[英]Filter rows from a data frame based on the highest index and values from column
I have the following example: I would like to keep all the rows where ID=5
and where I have multiple rows with ID=3
I would like to keep only from them the ones with the highest index.我有以下示例:我想保留ID=5
所有行以及ID=3
多行我只想保留索引最高的行。
data = {'Profession':['Teacher', 'Banker', 'Teacher', 'Judge','lawyer','Teacher'], 'Gender':['Male','Male', 'Female', 'Male','Male','Female'],'Size':['M','M','L','S','S','M'],'ID':['5','3','3','3','5','3']}
data2={'Profession':['Doctor', 'Scientist', 'Scientist', 'Banker','Judge','Scientist'], 'Gender':['Male','Male', 'Female','Female','Male','Male'],'Size':['L','M','L','M','L','L'],'ID':['5','3','5','3','3','3']}
data3 = {'Profession':['Banker', 'Banker', 'Doctor', 'Doctor','lawyer','Teacher'], 'Gender':['Male','Male', 'Female', 'Female','Female','Male'],'Size':['S','M','S','M','L','S'],'ID':['5','3','3','3','5','3']}
data4={'Profession':['Judge', 'Judge', 'Scientist', 'Banker','Judge','Scientist'], 'Gender':['Female','Female', 'Female','Female','Female','Female'],'Size':['M','S','L','S','M','S'],'ID':['3','5','3','3','5','3']}
df =pd.DataFrame(data)
df2=pd.DataFrame(data2)
df3=pd.DataFrame(data3)
df4=pd.DataFrame(data4)
DATA=pd.concat([df,df2,df3,df4])
DATA.reset_index(drop=True,inplace=True)
DATA
I want this : This is just an example.我想要这个:这只是一个例子。 In my real data I have really huge number of rows so I would like to have a piece of code which works for larger data frames.在我的真实数据中,我有非常多的行,所以我想要一段适用于更大数据帧的代码。

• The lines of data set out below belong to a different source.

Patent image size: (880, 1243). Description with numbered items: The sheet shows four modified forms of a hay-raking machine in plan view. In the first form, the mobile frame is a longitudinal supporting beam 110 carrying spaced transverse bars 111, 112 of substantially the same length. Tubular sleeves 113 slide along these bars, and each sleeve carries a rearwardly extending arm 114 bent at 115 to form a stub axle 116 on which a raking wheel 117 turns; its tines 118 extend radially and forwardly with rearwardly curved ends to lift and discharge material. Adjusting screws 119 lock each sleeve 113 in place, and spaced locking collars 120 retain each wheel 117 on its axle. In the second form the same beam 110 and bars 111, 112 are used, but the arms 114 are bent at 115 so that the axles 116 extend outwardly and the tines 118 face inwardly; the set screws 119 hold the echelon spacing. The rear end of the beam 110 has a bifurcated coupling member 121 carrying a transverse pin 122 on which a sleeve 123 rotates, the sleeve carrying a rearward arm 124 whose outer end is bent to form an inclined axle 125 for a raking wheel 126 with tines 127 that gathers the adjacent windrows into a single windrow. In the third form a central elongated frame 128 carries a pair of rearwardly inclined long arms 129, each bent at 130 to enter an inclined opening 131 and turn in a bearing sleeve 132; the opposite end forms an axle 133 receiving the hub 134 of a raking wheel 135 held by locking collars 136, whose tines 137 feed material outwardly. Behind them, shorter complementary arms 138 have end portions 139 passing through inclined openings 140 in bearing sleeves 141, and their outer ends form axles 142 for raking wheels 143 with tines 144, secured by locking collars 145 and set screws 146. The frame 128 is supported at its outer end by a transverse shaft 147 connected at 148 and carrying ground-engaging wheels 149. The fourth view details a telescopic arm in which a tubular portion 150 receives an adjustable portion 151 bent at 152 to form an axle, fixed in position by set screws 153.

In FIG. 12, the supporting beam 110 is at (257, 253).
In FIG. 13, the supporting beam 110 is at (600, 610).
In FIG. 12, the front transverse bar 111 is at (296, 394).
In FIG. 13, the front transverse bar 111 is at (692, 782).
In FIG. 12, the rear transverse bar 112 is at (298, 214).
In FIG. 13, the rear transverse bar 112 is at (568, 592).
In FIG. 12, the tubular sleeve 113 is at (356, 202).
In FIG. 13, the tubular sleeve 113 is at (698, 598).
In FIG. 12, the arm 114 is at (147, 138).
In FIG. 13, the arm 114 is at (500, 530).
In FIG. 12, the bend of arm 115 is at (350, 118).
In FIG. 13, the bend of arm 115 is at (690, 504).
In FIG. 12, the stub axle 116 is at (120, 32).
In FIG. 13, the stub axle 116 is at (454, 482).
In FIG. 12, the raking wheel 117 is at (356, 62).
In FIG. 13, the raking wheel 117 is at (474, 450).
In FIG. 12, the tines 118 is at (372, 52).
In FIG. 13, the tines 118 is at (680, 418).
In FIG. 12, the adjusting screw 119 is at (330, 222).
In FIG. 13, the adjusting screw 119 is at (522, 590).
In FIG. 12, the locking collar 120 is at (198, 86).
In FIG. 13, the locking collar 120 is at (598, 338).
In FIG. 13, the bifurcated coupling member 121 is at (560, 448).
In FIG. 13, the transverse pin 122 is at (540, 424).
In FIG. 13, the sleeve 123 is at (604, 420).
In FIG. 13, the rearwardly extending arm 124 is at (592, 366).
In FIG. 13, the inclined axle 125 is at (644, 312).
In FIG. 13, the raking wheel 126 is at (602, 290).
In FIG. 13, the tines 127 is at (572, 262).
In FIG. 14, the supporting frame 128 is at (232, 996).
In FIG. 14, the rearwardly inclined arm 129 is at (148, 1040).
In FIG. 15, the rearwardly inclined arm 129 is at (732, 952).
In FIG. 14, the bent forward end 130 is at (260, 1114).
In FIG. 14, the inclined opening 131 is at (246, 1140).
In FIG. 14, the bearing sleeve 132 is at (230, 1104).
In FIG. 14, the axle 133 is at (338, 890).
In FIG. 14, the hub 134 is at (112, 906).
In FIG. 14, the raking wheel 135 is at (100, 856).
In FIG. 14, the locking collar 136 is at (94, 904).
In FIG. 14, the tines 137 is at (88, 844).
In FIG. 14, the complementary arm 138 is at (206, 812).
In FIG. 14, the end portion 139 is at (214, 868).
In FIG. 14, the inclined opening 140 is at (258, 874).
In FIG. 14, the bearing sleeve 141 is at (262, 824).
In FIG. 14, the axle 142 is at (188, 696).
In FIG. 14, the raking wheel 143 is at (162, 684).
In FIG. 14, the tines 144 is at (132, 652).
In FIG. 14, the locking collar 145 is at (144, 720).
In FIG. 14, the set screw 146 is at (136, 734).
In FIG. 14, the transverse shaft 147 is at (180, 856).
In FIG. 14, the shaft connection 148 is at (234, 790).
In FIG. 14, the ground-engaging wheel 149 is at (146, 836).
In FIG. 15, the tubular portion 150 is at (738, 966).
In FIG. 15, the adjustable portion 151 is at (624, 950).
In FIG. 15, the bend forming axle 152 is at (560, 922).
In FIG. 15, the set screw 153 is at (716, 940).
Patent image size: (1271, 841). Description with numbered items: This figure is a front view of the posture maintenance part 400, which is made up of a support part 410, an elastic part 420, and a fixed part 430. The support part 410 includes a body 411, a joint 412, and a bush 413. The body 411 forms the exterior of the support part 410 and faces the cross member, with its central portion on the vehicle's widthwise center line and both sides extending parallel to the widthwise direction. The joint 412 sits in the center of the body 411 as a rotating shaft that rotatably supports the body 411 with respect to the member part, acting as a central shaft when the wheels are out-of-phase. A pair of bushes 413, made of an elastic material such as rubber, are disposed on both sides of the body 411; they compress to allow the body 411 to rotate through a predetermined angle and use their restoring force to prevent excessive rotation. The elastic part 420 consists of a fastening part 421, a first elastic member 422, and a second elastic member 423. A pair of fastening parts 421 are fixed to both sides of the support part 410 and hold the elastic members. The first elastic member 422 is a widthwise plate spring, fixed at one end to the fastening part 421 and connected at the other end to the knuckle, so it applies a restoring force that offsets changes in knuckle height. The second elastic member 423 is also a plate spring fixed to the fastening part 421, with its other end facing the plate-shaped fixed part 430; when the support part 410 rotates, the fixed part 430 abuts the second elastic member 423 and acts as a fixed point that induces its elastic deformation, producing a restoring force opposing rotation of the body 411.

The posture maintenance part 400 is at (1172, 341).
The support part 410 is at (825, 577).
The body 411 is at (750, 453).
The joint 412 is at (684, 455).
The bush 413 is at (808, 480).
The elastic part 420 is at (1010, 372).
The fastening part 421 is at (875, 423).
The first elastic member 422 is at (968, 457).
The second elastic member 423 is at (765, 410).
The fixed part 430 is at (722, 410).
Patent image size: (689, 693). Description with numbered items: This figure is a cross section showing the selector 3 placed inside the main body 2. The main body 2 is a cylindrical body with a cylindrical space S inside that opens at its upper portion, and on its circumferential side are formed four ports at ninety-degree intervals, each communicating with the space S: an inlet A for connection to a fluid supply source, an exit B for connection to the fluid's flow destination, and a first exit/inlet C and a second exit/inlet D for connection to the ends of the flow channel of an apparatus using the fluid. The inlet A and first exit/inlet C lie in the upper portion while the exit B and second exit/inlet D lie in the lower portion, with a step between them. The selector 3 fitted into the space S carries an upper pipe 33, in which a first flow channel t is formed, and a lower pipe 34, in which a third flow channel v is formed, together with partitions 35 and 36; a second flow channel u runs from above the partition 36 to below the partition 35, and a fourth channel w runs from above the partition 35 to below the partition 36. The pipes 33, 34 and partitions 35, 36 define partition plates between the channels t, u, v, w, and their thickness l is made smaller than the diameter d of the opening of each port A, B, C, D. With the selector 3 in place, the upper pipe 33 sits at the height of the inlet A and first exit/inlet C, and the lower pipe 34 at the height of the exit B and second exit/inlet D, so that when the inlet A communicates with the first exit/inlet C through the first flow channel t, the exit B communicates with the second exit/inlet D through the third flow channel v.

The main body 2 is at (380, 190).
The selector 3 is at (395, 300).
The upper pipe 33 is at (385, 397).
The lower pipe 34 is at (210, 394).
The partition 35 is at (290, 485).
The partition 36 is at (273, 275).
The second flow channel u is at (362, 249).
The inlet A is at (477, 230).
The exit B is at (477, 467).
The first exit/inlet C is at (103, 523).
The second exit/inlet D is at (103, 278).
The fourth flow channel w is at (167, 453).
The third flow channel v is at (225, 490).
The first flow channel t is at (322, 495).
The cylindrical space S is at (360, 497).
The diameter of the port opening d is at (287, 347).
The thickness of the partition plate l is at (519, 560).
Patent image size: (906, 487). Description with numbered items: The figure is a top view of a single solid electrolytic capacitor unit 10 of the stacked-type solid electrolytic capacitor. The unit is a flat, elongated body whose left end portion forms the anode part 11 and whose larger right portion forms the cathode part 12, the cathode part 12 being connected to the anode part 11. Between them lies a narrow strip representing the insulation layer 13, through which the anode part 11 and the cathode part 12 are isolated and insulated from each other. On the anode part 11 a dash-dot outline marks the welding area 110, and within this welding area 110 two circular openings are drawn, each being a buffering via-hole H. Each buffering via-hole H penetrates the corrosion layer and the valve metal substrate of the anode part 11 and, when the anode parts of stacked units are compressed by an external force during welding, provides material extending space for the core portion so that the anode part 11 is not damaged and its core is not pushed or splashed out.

You can construct a boolean which gets the following IDs with 3
but leaves the first.您可以构造一个布尔值,它使用3
获取以下 ID,但保留第一个。
The bool is testing that布尔正在测试
3
该行等于3
3
这些真值上方的行也等于3
if we look at the first few rows with a conditional column with this boolean -如果我们查看带有此布尔值的条件列的前几行 -
Profession Gender Size ID bool_
0 Teacher Male M 5 False
1 Banker Male M 3 False <-- fulfills 1st condition but not 2nd so false.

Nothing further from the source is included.